Рубин в ухе полыхнул алым. Кроваво-красные блики заплясали по стенам, затянутым тисненой кожей. Королева побледнела еще больше:
– Откуда?..
– Я знаю про продажу украшений? Они слишком приметны, и ювелир сразу же пришел ко мне. Я их выкупил. Если бы вы обратились ко мне сами, то получили бы больше. – Он усмехнулся, заметив, как омрачилось лицо королевы. Герцог прекрасно знал о жадности матери и теперь старался задеть как можно сильнее. – В любом случае, если кольцо Честеров постигла та же участь, что и рубины, вы продешевили, ведь это только одно из трех.
– Одно из трех?
– Да. Кольцо-гиммель. Третье обычно предназначалось свидетелю бракосочетания. Потом обычай был упразднен, а кольца остались. Сдвоенное всегда носил герцог, а одинарное – его жена. Неужели мой отец не сказал вам этого? – Он пристально всматривался в лицо женщины, которая когда-то родила его. – Ясно. Даже если и говорил, вы забыли.
– Ты смеешь упрекать меня? – вскинулась королева.

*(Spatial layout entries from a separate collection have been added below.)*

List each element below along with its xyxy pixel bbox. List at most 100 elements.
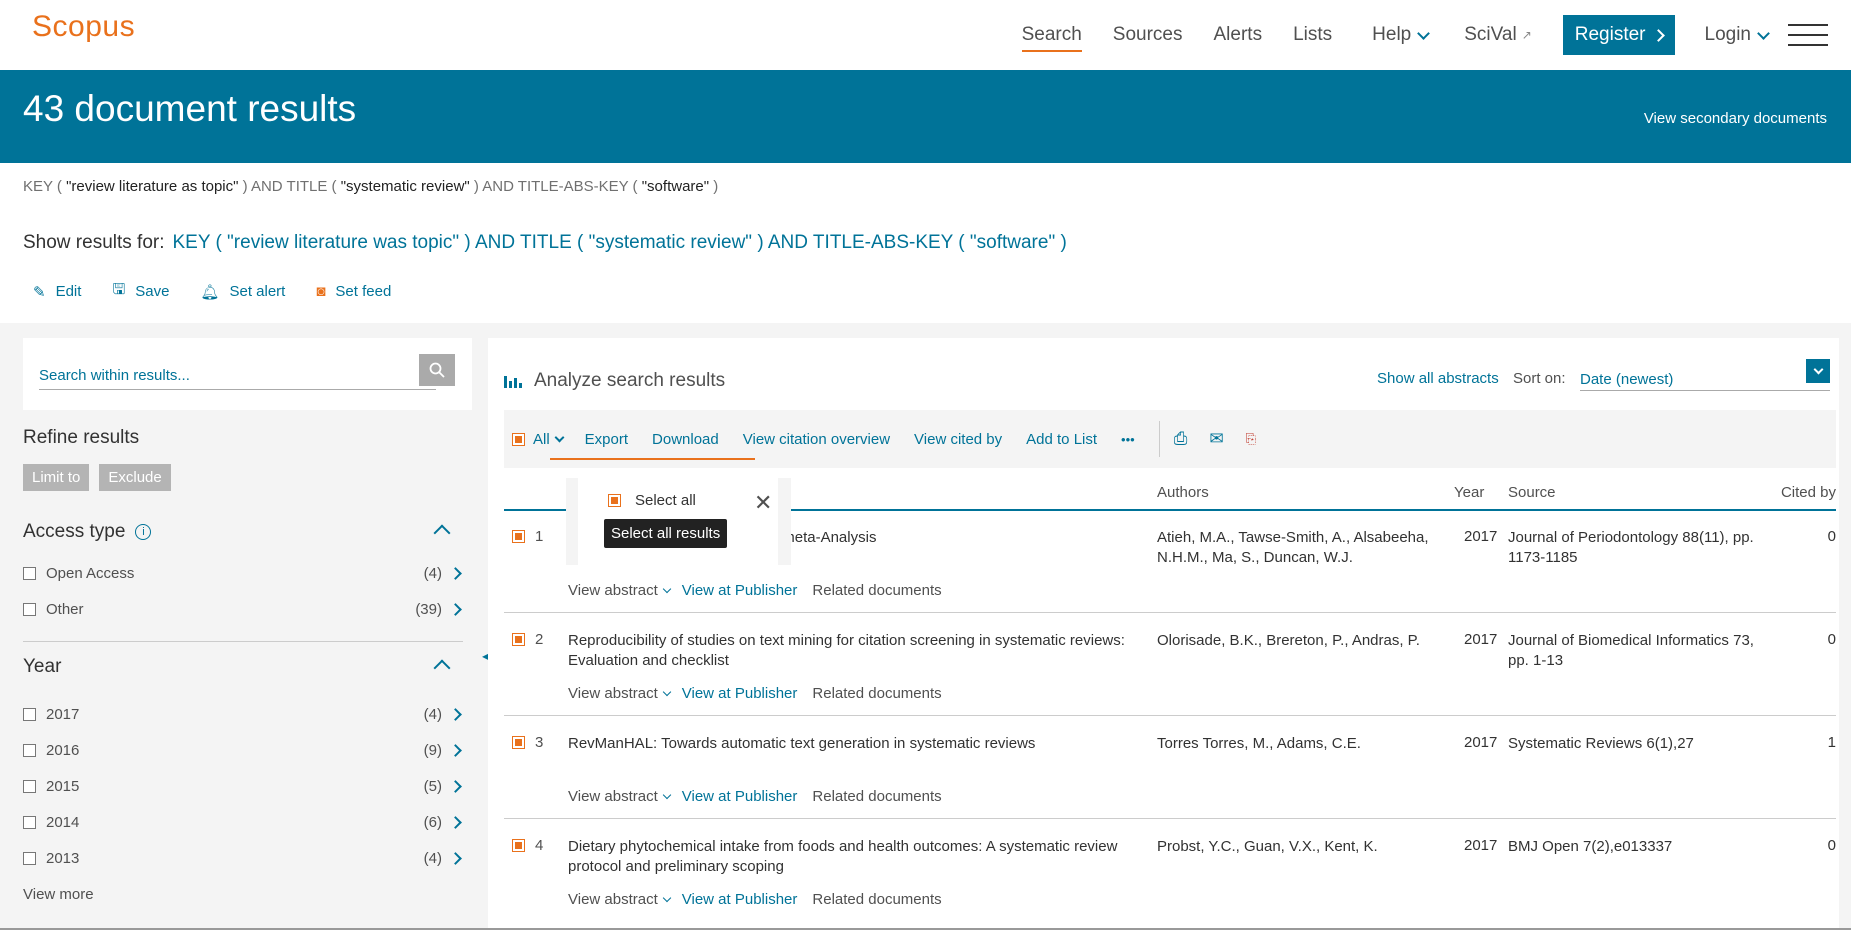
download-button[interactable]: Download [652,431,719,448]
sort-select[interactable]: Date (newest) [1580,359,1830,391]
checkbox-checked[interactable] [512,633,525,646]
related-documents-link[interactable]: Related documents [812,891,941,908]
related-documents-link[interactable]: Related documents [812,582,941,599]
related-documents-link[interactable]: Related documents [812,685,941,702]
chevron-right-icon[interactable] [449,779,462,793]
header-cited-by[interactable]: Cited by [1781,484,1836,501]
edit-button[interactable]: ✎ Edit [33,279,81,304]
facet-year[interactable]: Year [23,656,472,678]
checkbox-checked[interactable] [608,494,621,507]
set-feed-button[interactable]: ◙ Set feed [316,279,391,304]
citation-overview-button[interactable]: View citation overview [743,431,890,448]
add-to-list-button[interactable]: Add to List [1026,431,1097,448]
limit-to-button[interactable]: Limit to [23,464,90,491]
header-authors[interactable]: Authors [1157,484,1209,501]
view-at-publisher-link[interactable]: View at Publisher [682,582,798,599]
search-within-input[interactable]: Search within results... [39,358,436,390]
exclude-button[interactable]: Exclude [99,464,171,491]
cited-count[interactable]: 0 [1828,631,1836,648]
email-icon[interactable]: ✉ [1209,429,1223,449]
checkbox[interactable] [23,707,36,721]
facet-option[interactable]: 2017 (4) [23,696,472,732]
document-source[interactable]: Systematic Reviews 6(1),27 [1508,734,1758,754]
document-authors[interactable]: Olorisade, B.K., Brereton, P., Andras, P… [1157,631,1437,651]
checkbox-checked[interactable] [512,839,525,852]
nav-search[interactable]: Search [1021,24,1083,52]
facet-option[interactable]: 2014 (6) [23,804,472,840]
chevron-right-icon[interactable] [449,815,462,829]
view-secondary-link[interactable]: View secondary documents [1644,110,1827,127]
save-button[interactable]: 🖫 Save [112,279,169,304]
pdf-icon[interactable]: ⎘ [1246,431,1256,447]
document-title[interactable]: RevManHAL: Towards automatic text genera… [568,734,1128,754]
view-at-publisher-link[interactable]: View at Publisher [682,788,798,805]
info-icon[interactable]: i [135,524,152,540]
cited-count[interactable]: 1 [1828,734,1836,751]
chevron-down-icon[interactable] [1806,359,1830,383]
header-source[interactable]: Source [1508,484,1556,501]
document-authors[interactable]: Probst, Y.C., Guan, V.X., Kent, K. [1157,837,1437,857]
suggested-query-link[interactable]: KEY ( "review literature was topic" ) AN… [173,232,1067,253]
nav-alerts[interactable]: Alerts [1214,24,1263,46]
chevron-right-icon[interactable] [449,743,462,757]
checkbox-checked[interactable] [512,530,525,543]
nav-help[interactable]: Help [1372,24,1431,46]
chevron-up-icon[interactable] [433,524,451,542]
nav-sources[interactable]: Sources [1113,24,1183,46]
nav-scival[interactable]: SciVal ↗ [1464,24,1532,46]
facet-option[interactable]: 2015 (5) [23,768,472,804]
facet-option[interactable]: Other (39) [23,591,472,627]
view-abstract-link[interactable]: View abstract [568,685,672,702]
cited-count[interactable]: 0 [1828,837,1836,854]
checkbox[interactable] [23,743,36,757]
document-authors[interactable]: Torres Torres, M., Adams, C.E. [1157,734,1437,754]
view-more-link[interactable]: View more [23,886,472,903]
view-cited-by-button[interactable]: View cited by [914,431,1002,448]
view-abstract-link[interactable]: View abstract [568,891,672,908]
related-documents-link[interactable]: Related documents [812,788,941,805]
analyze-results-link[interactable]: Analyze search results [504,370,725,392]
menu-icon[interactable] [1788,24,1828,46]
checkbox[interactable] [23,779,36,793]
view-abstract-link[interactable]: View abstract [568,788,672,805]
header-year[interactable]: Year [1454,484,1484,501]
set-alert-button[interactable]: 🔔︎ Set alert [200,279,285,304]
view-abstract-link[interactable]: View abstract [568,582,672,599]
close-icon[interactable]: ✕ [754,492,772,514]
print-icon[interactable]: ⎙ [1174,429,1188,449]
chevron-up-icon[interactable] [433,659,451,677]
scopus-logo[interactable]: Scopus [32,10,135,44]
checkbox[interactable] [23,566,36,580]
show-all-abstracts-link[interactable]: Show all abstracts [1377,370,1499,387]
document-source[interactable]: Journal of Periodontology 88(11), pp. 11… [1508,528,1758,568]
facet-access-type[interactable]: Access type i [23,521,472,543]
document-source[interactable]: BMJ Open 7(2),e013337 [1508,837,1758,857]
chevron-right-icon[interactable] [449,566,462,580]
select-all-option[interactable]: Select all [608,492,696,509]
document-title[interactable]: Reproducibility of studies on text minin… [568,631,1128,671]
search-within-button[interactable] [419,354,455,386]
nav-login[interactable]: Login [1705,24,1770,46]
cited-count[interactable]: 0 [1828,528,1836,545]
chevron-right-icon[interactable] [449,851,462,865]
checkbox[interactable] [23,815,36,829]
view-at-publisher-link[interactable]: View at Publisher [682,685,798,702]
checkbox-checked[interactable] [512,432,525,446]
checkbox[interactable] [23,851,36,865]
export-button[interactable]: Export [585,431,628,448]
select-all-dropdown[interactable]: All [512,431,565,448]
more-options-icon[interactable]: ••• [1121,432,1135,447]
facet-option[interactable]: 2016 (9) [23,732,472,768]
register-button[interactable]: Register [1562,15,1675,55]
document-title[interactable]: Dietary phytochemical intake from foods … [568,837,1128,877]
nav-lists[interactable]: Lists [1293,24,1332,46]
facet-option[interactable]: Open Access (4) [23,555,472,591]
document-authors[interactable]: Atieh, M.A., Tawse-Smith, A., Alsabeeha,… [1157,528,1437,568]
checkbox[interactable] [23,602,36,616]
chevron-right-icon[interactable] [449,602,462,616]
document-source[interactable]: Journal of Biomedical Informatics 73, pp… [1508,631,1758,671]
facet-option[interactable]: 2013 (4) [23,840,472,876]
chevron-right-icon[interactable] [449,707,462,721]
view-at-publisher-link[interactable]: View at Publisher [682,891,798,908]
checkbox-checked[interactable] [512,736,525,749]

– Смею. – Честер смотрел на нее, не мигая. Было видно, что матери очень неуютно под этим тяжелым взглядом. – Вы предпочли выбросить из памяти все, что связано с вашим первым браком. Даже собственного сына. Ведь поэтому вы не пришли ко мне.
– Куда? В тюрьму? – Она хрипло рассмеялась. – Хороша бы я была!
Честер поморщился: смех матери напомнил воронье карканье.
– Почему бы и нет? – Он пожал плечами. – Не думаю, что вам стали бы препятствовать!
– Потому что ты – преступник, Роберт! – Элеонора встала и прошлась по комнате. Остановилась у окна, старательно избегая пристального взгляда сына. – Преступник, убивший моего мужа, короля! Приди я к тебе, в народе поползли бы слухи о невинно осужденном, возникло бы волнение, а Каледонии не нужны смуты!